Rotator cuff compression: “especially side sleepers. It’s a really significant issue for a lot of them. That often is going to be the most painful time of their day. A lot of them just learn that they can’t sleep on that side at all.”
Biceps tendon: “I find that extreme shoulder extension position all the way back here is the most flaring thing, maybe even more so than overhead.”
Rotator cuff: “I think that you’re gonna get a ton of loading because of the moment arm. It’s just so far away. So you don’t actually need a boatload of weight to get a good amount of force at the shoulder.”
“I don’t think being strong is enough. Because I think that most folks don’t do anything fast with their arms. And if you go from just lifting to playing softball, there’s a high likelihood that, you haven’t thrown in like three years, I can really see that causing an issue.”
“We don’t know what’s going on in the shoulder. Our tests can’t even differentiate what rotator cuff muscle we’re looking at. And therapists can’t agree on scapular dyskinesis either.”
Rotator cuff tears: “I don’t care. Yeah, it’s really interesting because it might be the place where they have the most research. It’s similar to the back, you know, they have all these asymptomatic findings in the shoulder, just boatloads of asymptomatic tears, asymptomatic issues. And I’ve had experiences of MRI confirmed full thickness tears that we rehab just fine and we don’t really do that much differently.”
Shockwave/Injections: “I’m not a big fan. I’ve seen a lot of bad stuff. Stem cells, I’ve seen stem cells be extremely flaring. People have really bad responses to those… So to me, it’s like all of these things have potential risks to them. I’m also familiar with other people getting injections in other areas and it going very poorly.”
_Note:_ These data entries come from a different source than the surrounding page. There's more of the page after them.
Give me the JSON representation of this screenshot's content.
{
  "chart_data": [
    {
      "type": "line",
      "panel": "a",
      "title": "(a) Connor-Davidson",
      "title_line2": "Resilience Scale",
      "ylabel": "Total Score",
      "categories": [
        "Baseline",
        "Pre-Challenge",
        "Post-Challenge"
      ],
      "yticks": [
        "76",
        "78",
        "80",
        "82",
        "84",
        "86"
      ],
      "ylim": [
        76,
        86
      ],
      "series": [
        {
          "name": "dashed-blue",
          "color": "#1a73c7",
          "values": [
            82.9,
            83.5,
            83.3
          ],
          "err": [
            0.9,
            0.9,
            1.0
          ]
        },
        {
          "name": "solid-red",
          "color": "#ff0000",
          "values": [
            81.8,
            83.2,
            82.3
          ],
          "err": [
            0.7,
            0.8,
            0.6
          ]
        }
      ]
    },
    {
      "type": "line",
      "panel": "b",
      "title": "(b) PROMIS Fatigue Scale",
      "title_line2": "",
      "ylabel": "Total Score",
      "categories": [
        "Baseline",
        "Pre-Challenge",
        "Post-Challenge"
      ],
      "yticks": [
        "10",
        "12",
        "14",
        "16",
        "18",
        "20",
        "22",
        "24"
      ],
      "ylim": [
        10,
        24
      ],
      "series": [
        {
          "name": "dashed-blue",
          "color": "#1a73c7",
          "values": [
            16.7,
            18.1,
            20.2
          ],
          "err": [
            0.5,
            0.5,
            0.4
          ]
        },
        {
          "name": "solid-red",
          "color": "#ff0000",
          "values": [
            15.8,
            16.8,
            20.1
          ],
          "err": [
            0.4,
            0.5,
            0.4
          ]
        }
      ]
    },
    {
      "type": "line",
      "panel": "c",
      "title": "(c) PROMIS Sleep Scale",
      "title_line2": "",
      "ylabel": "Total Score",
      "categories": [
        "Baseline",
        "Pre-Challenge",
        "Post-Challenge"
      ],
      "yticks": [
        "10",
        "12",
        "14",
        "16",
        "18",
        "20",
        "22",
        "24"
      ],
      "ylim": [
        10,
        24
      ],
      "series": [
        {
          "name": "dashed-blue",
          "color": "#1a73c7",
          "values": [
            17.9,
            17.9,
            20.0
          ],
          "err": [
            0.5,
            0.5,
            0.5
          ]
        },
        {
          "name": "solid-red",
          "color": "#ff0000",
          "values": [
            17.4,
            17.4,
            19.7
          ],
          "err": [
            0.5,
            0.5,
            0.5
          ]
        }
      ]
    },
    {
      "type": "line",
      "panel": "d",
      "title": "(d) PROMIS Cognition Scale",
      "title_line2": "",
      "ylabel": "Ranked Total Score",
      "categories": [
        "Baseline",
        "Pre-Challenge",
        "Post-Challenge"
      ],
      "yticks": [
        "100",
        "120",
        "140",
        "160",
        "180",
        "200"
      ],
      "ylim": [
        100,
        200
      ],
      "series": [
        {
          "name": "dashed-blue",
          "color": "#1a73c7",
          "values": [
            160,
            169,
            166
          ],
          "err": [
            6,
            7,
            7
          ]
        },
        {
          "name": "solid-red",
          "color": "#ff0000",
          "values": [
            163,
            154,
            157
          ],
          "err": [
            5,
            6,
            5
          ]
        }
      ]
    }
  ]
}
“In my experience, those things are not positive. And also I’m sure as many folks have talked about, like they just set up this incorrect expectation that that’s going to fix things. But we know that if this is driven, at least in any capacity in a tendinopathic stance, we need loading to improve it. And so they end up not getting better over time. And when they go to load it, it just returns to the same situation.